Tuesday, January 24, 2012

GENDER EQUITY: DOING THE MATH - As boys and girls become more equal in math skills, everyone benefits.

LA Times Op-Ed By Rosalind Barnett and Caryl Rivers | http://lat.ms/yL12GV

Teacher Maria Duarte goes over fractions and division with her fourth grade math class at Los Angeles Elementary School.

Teacher Maria Duarte goes over fractions and division with her fourth grade math class at Los Angeles Elementary School. (Los Angeles Times / June 17, 2011)

January 24, 2012 ::  Do boys lose out when girls start to do better in math?
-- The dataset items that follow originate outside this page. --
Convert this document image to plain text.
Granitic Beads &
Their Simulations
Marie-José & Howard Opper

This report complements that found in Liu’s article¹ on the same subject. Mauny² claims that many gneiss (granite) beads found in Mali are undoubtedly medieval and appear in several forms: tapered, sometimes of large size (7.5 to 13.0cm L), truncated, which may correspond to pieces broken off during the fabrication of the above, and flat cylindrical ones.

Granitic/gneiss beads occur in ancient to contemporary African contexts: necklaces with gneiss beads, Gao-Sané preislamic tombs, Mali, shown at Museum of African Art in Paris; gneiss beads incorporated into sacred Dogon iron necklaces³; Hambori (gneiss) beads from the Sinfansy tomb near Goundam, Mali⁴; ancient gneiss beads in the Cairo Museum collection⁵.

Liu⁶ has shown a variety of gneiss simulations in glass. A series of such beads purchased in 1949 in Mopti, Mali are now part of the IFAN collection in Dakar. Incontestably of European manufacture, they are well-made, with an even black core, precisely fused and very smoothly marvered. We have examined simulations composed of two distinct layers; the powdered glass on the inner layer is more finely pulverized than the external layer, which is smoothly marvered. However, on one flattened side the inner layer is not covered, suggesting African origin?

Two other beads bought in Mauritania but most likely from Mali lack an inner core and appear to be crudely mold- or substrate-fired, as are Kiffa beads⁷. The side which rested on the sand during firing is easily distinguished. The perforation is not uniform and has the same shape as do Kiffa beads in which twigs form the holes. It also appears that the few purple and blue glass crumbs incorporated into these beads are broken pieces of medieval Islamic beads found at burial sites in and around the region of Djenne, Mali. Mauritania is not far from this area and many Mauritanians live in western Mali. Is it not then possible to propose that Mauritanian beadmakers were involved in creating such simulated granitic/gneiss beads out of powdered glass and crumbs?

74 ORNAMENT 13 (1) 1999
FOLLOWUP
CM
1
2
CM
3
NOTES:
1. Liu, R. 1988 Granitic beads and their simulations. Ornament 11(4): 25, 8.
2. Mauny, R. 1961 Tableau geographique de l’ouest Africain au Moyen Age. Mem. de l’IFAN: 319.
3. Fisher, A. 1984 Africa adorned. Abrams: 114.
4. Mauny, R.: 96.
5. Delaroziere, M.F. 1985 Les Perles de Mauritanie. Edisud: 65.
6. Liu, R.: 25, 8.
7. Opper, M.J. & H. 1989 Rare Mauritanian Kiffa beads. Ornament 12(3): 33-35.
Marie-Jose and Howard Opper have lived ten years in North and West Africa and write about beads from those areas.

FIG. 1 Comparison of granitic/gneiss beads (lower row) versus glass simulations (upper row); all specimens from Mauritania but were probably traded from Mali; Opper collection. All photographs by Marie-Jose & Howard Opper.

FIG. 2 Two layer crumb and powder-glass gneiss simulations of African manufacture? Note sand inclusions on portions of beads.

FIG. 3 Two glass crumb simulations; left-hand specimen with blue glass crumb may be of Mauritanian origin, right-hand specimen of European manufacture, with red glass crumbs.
Do girls' successes lead to a "boy crisis"? An important new study says the answer is a definitive no. When girls do better in society, both sexes benefit. Gender equity is good for everybody.

And boys and girls are becoming more equal, globally, in math performance. The study by Jonathan M. Kane and Janet E. Mertz of the University of Wisconsin analyzed scores from more than half a million fourth- and eighth-graders from 86 countries. It found essentially no gender differences between girls and boys in math performance.

The students came from Western and Asian democracies and developing countries, as well as Muslim countries notable for their sex-segregated classes. But the really surprising finding was that the more equal the societies were around gender, the better everybody did in math. As the researchers conclude, "gender equity and other sociocultural factors … are the primary determinants of mathematics performance at all levels for both boys and girls."

The news about girls' increasingly better performance in math has been trickling in for years. But the findings were often dismissed by those who claimed that boys were inherently better at math and science. One argument was that the countries studied were cherry-picked to find girls doing well and therefore the results were not representative. If you buy that argument, putting resources into improving girls' math and science abilities is a waste of time because you are going against "nature."

As Ethan Siegel, a theoretical astrophysicist in Portland, Ore., notes on his blog, Starts With a Bang: "You know how prejudices and confirmation biases work: If you think things are a certain way for a certain reason, then when your reasoning is shown to be incorrect because your premise is flawed, what do you do? Do you question your conclusions, or do you just find a new explanation that brings you to that same conclusion? Most recently, the argument goes something like, 'Even though men and women are equal on average in math ability, men have a greater variance in their abilities. So there are more very dumb men, but also more very smart men, and those are the ones who become scientists, etc.'"

In fact, based on this reasoning, some people claim that only males can be superstars in the all-important and highly lucrative STEM fields (science, technology, engineering and mathematics).

But if this "variance " argument were true, you'd find boys at the higher end of the distribution across all countries because we're talking genes here. Kane and Mertz found no evidence to support that claim. In some countries, as predicted, boys' variance was higher than girls'. In other countries, there were no differences, and in yet others, girls' scores showed more variance than boys.

The new study has data from more countries than previous studies, and from all types of cultures. The width and breadth of this study and its findings should end, forever, the claim that boys are naturally hard-wired for math and girls are not. And it should ease the fears of those who think that when women and girls make gains, males automatically lose.

Mertz says: "Many folks believe gender equity is a win-lose, zero-sum game: If females are given more, males end up with less. Our results indicate that, at least for math achievement, gender equity is a win-win situation."

So it's time to call a halt to the endless search for a male math gene, to the cry for more and more studies because someday we're going to find proof of men's innate superiority, and to the ongoing spate of articles saying that we really know that nature makes boys better.

It's time to move from bickering over data to building new evidence-based public policies that will empower all of our children — and, in turn, society.


Rosalind C. Barnett, senior scientist at the Brandeis Women's Studies Research Center, and Boston University journalism professor Caryl Rivers are the coauthors of "The Truth About Girls and Boys: Challenging Toxic Stereotypes About Our Children."